I arrived in Ottawa a day before the proper start of the Evolution 2012 meetings so as to attend the symposium hosted by the journal Molecular Ecology, which was almost entirely devoted to the joys of genome-scale data collected from wild populations of our favorite species—and what we can and can’t learn from it. This, readers of this blog will recall, is one of the biggest changes in our field in the last few years.
Alex Buerkle kicked things off with the intersting question of how much data, exactly, do we need? It’s easy (given the funding) to obtain a lot of DNA sequence fragments from next-generation sequencing (NGS) methods—but is it better to collect lots of data from a few individuals (and thereby have high confidence in the data) or collect less data from more individuals and accept that there will be some uncertainty in the data for any one individual? Buerkle argued that the second option is preferable; it’s possible to account for uncertainty in your analysis, but if you don’t sample enough individuals, you can miss rare gene variants.
There was a tension between confidence and uncertainty in these great big genetic datasets running through the whole symposium. Buerkle also noted that patterns of differentiation and diversity across the genomes of related species can be very complex—and in the question and answer session, it was pointed out that complexity and noise can be hard to differentiate.
Bryan Carstens made the case that hypothesis testing with NGS data is often limited by the use of overly simplistic, or unrealistic, null models.

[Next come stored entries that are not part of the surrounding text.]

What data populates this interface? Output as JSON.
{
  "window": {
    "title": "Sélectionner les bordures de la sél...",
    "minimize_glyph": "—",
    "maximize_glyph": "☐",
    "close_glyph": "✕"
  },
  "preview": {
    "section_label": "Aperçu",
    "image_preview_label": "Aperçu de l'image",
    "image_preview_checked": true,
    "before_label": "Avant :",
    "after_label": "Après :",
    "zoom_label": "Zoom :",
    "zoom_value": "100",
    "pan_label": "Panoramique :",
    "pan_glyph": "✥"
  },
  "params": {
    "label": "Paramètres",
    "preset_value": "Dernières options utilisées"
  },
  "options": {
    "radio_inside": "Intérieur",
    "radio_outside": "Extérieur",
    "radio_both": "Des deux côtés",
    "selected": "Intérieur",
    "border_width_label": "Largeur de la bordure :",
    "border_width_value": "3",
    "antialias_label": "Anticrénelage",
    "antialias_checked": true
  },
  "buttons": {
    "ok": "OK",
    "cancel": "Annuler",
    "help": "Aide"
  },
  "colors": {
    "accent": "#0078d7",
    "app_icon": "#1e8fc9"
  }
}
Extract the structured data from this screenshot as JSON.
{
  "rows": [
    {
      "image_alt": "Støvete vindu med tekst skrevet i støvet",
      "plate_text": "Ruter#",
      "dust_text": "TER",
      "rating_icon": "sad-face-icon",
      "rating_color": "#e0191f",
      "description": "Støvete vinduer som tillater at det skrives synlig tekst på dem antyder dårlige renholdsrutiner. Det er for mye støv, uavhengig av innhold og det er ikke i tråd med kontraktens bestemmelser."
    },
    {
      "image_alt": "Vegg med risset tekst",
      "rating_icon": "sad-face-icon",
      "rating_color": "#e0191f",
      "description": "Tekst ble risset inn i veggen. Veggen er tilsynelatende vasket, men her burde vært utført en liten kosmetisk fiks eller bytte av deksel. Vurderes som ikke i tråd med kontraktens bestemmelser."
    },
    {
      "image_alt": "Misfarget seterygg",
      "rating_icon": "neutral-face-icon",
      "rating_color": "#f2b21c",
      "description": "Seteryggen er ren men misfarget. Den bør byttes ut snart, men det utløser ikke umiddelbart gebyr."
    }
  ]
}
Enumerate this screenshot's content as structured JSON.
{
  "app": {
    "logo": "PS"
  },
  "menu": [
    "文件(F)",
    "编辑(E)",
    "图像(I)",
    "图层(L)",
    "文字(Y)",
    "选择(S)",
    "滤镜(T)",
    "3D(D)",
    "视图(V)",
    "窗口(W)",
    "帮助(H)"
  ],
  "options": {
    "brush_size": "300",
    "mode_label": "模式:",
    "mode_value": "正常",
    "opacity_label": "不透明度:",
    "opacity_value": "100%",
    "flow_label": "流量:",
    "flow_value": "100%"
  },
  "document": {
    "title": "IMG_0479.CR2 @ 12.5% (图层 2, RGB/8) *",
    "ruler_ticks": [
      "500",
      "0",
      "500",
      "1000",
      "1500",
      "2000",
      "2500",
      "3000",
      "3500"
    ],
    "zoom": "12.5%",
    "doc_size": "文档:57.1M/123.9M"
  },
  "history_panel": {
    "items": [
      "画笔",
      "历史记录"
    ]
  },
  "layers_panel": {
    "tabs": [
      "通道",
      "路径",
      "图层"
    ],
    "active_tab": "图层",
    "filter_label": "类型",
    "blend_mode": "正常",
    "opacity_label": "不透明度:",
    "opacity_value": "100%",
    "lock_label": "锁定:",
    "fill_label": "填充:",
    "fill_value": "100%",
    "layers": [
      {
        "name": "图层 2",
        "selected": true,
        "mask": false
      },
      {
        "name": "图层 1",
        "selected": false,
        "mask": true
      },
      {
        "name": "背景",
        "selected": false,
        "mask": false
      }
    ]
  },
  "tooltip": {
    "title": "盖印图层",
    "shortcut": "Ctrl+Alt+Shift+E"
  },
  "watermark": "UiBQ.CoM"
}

That is, using your data to reject a null model that isn’t very realistic anyway isn’t a good way to establish that your alternative hypothesis fits the data better. Carstens demonstrated an approach in which a dataset is fit to lots of different, related models, and then parameters—rates of gene flow between populations, times since the populations have diverged—are estimated not from only the best-fitting model, but from an average across all the models, weighted by their relative goodness of fit.
There was also some acknowledgement of the limits of big genetic datasets as purely genetic datasets. Louis Bernatchez described a hope for a future when large phenotypic datasets are used to annotate genomes—when an individual gene variant could be linked to measured phenotypes ranging from the protein sequence it produces to the physical performance that results and even the expected social ranking of individuals carrying the variant. But collecting gene products, phenotypes, and social contexts is a lot more work than collecting genotypes has become, and many of them are highly context dependent—whether that context is other genes, other traits, or other individuals in the same population.
These are topics I’ve been thinking about a lot since I started work as part of the Medicago HapMap Project—with thousands or millions of genetic markers, how do we go about identifying the ones that are potentially under selection due to climate or a disease? The easiest thing to do is just find the gene regions that show the strongest associations with a climate variable, or susceptibility to infection. But every distribution has a tail. If, in reality, no gene region is under particularly strong selectiong from ecological force X, there will still be markers that have the strongest observed association with X.
The solution seems to be to tackle the data from multiple angles—not just the raw association, but association plus population genetics parameters like pairwise divergence or diversity. And to follow up with, you know, actual experiments.